Reconnoitering the Rim – Wild Bill almost loses his famous revolvers in a poker game, naps in the hallway and shows the viewing audience that he has no idea how to hold a hammer. Bullock gets cranky with Sol and crankier with Jack McCall, but he finally gets to start building his store. Alma Garrett demonstrates that she has way more brains than her husband does – especially as he manages to get what little he has splattered all over the ground after getting tossed off a cliff. You can dress Al up but you can’t keep him from getting uptight about the fancy new game in town.

Here Was A Man – Bullock makes a new friend, makes me drool, promises to help a widow and then gets something in his eye.

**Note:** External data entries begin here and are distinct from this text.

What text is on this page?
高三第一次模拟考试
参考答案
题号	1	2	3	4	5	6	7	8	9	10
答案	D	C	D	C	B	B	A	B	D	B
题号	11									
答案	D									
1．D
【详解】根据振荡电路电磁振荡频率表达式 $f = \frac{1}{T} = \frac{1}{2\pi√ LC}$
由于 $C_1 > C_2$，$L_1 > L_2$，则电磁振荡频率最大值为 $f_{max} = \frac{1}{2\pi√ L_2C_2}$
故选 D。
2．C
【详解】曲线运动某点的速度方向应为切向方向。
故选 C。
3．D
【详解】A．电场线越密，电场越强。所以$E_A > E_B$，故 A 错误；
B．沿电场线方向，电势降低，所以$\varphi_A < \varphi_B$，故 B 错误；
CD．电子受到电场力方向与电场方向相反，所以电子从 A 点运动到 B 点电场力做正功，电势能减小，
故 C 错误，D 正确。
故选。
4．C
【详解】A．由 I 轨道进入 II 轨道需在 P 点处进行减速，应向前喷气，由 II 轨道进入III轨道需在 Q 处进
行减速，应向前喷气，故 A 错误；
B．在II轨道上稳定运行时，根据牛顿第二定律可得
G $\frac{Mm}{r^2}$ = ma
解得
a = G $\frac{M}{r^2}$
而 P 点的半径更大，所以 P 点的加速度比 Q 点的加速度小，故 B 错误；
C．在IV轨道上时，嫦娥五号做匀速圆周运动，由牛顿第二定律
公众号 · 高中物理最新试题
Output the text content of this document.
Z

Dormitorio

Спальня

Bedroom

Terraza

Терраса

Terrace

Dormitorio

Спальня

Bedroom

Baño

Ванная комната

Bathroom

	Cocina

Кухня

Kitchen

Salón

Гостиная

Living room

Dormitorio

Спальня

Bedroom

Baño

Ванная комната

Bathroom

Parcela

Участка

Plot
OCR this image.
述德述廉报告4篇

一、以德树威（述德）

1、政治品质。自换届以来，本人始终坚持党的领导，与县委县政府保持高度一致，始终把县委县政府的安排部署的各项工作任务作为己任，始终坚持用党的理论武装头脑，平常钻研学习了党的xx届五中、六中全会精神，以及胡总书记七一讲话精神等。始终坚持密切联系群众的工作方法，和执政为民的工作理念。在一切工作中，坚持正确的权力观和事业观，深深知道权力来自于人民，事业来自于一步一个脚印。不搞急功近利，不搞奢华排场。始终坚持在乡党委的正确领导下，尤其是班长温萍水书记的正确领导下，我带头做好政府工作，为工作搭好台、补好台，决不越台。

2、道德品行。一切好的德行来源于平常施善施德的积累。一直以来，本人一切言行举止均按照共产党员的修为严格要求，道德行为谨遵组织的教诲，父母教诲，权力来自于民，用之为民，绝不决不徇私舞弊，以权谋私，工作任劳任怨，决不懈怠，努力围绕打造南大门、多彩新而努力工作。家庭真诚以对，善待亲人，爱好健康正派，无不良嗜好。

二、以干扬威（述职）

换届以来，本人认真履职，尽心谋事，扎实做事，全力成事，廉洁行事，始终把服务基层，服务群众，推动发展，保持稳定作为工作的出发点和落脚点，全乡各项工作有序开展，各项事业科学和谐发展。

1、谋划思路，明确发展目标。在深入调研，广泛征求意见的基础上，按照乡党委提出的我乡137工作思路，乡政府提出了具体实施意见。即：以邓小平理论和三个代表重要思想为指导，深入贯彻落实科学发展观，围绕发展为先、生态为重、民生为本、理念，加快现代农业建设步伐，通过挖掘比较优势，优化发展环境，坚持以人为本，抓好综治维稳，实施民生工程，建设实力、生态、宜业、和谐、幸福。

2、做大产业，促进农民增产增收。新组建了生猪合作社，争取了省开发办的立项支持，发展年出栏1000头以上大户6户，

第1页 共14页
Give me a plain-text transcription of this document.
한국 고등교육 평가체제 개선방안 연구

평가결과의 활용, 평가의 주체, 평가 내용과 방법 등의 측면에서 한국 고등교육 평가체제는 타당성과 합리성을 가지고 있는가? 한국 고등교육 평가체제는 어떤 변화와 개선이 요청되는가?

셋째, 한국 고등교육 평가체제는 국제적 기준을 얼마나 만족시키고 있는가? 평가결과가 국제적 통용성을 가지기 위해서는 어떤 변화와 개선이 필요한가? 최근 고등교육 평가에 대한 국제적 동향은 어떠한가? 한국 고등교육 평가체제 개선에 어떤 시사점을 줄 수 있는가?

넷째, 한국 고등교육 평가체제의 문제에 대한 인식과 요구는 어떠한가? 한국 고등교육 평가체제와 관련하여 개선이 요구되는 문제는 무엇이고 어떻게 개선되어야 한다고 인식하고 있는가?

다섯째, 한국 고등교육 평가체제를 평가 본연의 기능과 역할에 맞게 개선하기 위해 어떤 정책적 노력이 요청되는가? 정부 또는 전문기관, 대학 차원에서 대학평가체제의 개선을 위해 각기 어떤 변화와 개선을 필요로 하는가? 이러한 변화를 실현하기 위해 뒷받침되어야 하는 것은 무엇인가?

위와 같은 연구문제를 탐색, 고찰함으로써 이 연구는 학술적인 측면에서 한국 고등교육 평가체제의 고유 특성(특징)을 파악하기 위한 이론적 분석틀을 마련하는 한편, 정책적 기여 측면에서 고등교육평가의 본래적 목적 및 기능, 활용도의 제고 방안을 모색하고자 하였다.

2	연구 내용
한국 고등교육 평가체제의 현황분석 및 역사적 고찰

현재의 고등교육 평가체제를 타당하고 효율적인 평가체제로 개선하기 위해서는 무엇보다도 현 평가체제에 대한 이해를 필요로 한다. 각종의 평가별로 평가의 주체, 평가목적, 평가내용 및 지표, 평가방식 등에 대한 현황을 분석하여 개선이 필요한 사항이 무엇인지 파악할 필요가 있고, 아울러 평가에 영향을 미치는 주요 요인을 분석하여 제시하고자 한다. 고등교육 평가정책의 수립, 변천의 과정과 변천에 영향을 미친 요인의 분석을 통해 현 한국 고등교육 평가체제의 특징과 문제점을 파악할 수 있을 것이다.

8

Alma is proving to be a much tougher (and savvier) nut to crack than her husband was. Al’s paranoia kicks into overdrive as he and Wild Bill attempt to play each other – luckily, Trixie is around to help relieve some of that stress. Typhoid Andy arrives in town. Wild Bill comes to the end of his days, leaving us all with this life lesson: never ever sit with your back to the door.

The Trial of Jack McCall – Alma, realizing that she maybe is not cut out to be a mom, asks for help and gets a nanny AND a sponsor. In some bizarre show of civic duty, Al allows the trial to be held at his saloon; he then makes up for such public service by pimping oral sex to the judge. Jane really begins to come into her own as a Wild West Florence Nightingale. Jack McCall is found innocent at the most absurd trial since Alice In Wonderland. Bullock glowers and snarls and rants and breathes heavily until Sol gives him his blessing to hunt down Wild Bill’s murderer. Oh – and Joanie gets a little girl-on-girl action, just so she doesn’t have to talk to her boss.